For several years, I have been researching a phenomenon that I call “Christian Goddess Spirituality” (CGS), a blending of elements from Christianity and Goddess Spirituality. I have interviewed over 100 women who self-describe as practicing CGS in some form, and held a focus group of fourteen CGS practitioners in June 2013. (The reason for interviewing women only at this stage in the research is strategic, as my hunch is that women and men seek the Goddess for different reasons.) This is a very condensed and preliminary report on some research results, focussing on the thealogical aspects of CGS, illustrated by quotations from the interviews.
Although some CGS practitioners describe themselves as polytheistic, the majority are inclusive monotheists—a notion that all the deities are one, rather than that there is only one God. “Dale”, married to an Anglican minister in small-town Saskatchewan, explains: “As an adult I see other Goddess images as other faces of the same God. I am often curious to see how other Goddess images can throw light on the face of God and what I can learn about God, myself, and the meaning of our being through these other faces. … I think there is lots to be learned looking from Goddess imagery.” CGS practitioners tend to see Goddess as many and as one, as immanent and transcendent, as the female divine within and without. “Alana”, Catholic, a sexual abuse counsellor from Saskatoon, SK, noted: “In what I do I see a lot of women, a lot of hurt women. And the feminine divine is becoming more and more important in how I speak to them and possibly facilitate some healing for them. And it’s about seeing God in them or the Goddess in them.”
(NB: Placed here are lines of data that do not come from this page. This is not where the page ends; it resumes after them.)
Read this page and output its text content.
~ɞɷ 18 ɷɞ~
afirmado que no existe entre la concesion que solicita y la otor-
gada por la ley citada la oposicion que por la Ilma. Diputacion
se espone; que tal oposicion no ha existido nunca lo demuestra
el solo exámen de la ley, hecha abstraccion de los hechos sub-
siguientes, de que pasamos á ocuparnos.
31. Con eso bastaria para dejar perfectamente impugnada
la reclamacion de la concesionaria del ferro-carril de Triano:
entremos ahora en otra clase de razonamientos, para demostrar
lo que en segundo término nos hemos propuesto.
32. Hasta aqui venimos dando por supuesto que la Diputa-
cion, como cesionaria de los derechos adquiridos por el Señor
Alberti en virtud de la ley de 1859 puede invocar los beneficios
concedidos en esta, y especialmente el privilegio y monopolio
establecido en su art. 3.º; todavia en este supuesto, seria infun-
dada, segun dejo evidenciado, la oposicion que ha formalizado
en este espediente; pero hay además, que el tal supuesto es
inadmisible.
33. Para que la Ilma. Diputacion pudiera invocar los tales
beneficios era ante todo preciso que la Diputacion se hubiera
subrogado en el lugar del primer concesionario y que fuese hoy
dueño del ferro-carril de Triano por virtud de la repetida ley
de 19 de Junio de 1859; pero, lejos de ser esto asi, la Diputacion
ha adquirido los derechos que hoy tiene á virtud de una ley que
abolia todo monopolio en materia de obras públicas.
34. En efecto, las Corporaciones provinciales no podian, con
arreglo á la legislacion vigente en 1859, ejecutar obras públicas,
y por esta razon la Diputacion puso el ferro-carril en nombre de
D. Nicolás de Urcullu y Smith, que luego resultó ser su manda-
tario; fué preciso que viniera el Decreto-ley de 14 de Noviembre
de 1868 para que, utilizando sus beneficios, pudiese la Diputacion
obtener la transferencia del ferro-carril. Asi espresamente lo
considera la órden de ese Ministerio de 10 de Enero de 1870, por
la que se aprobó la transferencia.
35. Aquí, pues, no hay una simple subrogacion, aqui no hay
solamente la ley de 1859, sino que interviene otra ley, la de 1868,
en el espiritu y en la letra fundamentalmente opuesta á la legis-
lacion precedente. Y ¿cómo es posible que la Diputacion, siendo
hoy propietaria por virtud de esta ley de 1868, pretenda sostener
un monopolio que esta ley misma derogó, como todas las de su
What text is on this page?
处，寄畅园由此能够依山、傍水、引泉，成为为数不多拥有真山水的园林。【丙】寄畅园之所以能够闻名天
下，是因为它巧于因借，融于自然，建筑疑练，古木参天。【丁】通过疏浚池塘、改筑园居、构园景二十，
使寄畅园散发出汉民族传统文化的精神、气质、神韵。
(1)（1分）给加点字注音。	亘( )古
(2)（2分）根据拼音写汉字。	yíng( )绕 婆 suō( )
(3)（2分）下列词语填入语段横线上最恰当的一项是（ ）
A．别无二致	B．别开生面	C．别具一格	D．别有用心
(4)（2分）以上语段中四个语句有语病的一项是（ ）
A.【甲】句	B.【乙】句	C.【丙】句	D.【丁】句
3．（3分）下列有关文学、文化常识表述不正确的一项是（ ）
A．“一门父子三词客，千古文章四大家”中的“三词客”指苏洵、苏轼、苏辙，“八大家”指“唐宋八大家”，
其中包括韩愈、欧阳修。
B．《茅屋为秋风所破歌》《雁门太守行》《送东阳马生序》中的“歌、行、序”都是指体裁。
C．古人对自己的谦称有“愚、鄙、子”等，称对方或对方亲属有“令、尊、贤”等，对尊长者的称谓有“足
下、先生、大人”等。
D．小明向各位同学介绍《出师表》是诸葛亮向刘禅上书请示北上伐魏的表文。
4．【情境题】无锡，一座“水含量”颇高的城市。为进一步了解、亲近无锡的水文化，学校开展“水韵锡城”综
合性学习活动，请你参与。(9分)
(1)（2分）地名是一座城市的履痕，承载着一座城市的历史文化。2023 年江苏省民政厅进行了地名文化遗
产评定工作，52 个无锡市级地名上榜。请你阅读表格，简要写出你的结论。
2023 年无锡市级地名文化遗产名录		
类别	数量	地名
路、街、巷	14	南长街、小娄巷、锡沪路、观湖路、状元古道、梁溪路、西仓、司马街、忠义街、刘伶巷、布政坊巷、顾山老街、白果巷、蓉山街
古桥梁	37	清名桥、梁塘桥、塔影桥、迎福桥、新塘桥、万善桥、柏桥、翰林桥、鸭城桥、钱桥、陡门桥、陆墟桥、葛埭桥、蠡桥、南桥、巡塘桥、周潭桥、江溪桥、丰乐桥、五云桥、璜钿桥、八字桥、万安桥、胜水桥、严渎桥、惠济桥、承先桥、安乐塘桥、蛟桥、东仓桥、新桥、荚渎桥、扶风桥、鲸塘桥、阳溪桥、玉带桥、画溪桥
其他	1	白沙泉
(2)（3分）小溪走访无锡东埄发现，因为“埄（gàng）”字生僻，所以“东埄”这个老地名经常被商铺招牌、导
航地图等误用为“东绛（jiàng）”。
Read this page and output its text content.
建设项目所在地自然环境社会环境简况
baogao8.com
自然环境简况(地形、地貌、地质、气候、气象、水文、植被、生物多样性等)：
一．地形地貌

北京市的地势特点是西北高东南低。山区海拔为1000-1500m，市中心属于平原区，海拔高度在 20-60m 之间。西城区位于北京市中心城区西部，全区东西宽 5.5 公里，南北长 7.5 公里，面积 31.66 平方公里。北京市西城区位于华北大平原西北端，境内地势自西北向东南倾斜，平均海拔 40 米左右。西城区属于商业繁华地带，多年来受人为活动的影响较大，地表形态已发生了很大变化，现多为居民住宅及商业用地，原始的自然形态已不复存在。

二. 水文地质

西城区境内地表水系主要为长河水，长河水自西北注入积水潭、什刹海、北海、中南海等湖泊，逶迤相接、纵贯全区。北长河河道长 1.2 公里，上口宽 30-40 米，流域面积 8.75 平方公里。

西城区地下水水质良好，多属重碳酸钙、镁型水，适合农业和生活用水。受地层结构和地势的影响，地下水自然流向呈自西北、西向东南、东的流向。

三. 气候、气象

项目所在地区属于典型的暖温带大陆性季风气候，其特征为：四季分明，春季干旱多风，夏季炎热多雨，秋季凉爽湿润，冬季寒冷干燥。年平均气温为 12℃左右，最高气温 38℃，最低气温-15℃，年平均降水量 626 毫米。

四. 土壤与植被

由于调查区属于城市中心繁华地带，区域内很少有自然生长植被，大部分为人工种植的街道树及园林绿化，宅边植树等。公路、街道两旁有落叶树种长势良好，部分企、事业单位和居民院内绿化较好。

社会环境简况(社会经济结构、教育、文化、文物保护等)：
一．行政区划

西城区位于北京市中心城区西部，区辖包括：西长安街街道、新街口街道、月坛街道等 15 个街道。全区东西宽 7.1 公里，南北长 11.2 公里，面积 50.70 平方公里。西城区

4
Interviewees were about equally divided as to whether their Christian identity, or their devotion to the Goddess, was more important, in the sense that if they had to choose the church or the Goddess, they would choose the Goddess. “Nola”, an ordained minister in Indiana, expresses her ambivalence about the church: “Devotion to the female divine is more important than my traditional religious affiliation. … because it has freed me to speak what feels like my truth rather than simply repeating creeds and doctrines that I have no attachment to. … I always have some ambivalence about the church’s teachings, in spite of this I became a minister, so go figure.” While some respondents can be described as Christian Goddessians, where the Goddess is integrated into their Christianity, others would agree with one interviewee who observed that for her, Christianity was part of the history of the Goddess.
In keeping with the sense of the divine within, CGS women tend to see female saints and biblical women as manifestations of the divine: “I have mixed feelings about the bible. I tend to see the very strong female characters as expressions of the female divine which is always a debate. I prefer to talk about Christian mythology than bible” (“Tanya”, Montreal). However, many sense that the Goddess has been suppressed in the bible: “I think that she has been glossed over. She does come up in Proverbs, and she is in the Book of Wisdom. Whenever the Holy Spirit was talked about in the bible originally, that is who they were talking about” (“Adela”, NW Louisana). Although Jesus remains important to most CGS women, Mary Magdalene is often mentioned as a female Christ figure: “To me she is a symbol of the feminine aspect within Christianity. … She really got it and understood what the gospel and Sophia.” Many CGS women are comfortable integrating Goddesses from other religious traditions into their spirituality: “I had an experience with Guan Yin when I was in Hong Kong and I went to a little temple and I meditated to Guan Yin. … The Goddess means, for me, it’s a lot like the female aspect of God which includes male and female” (“Ursula”, Victoria, Australia).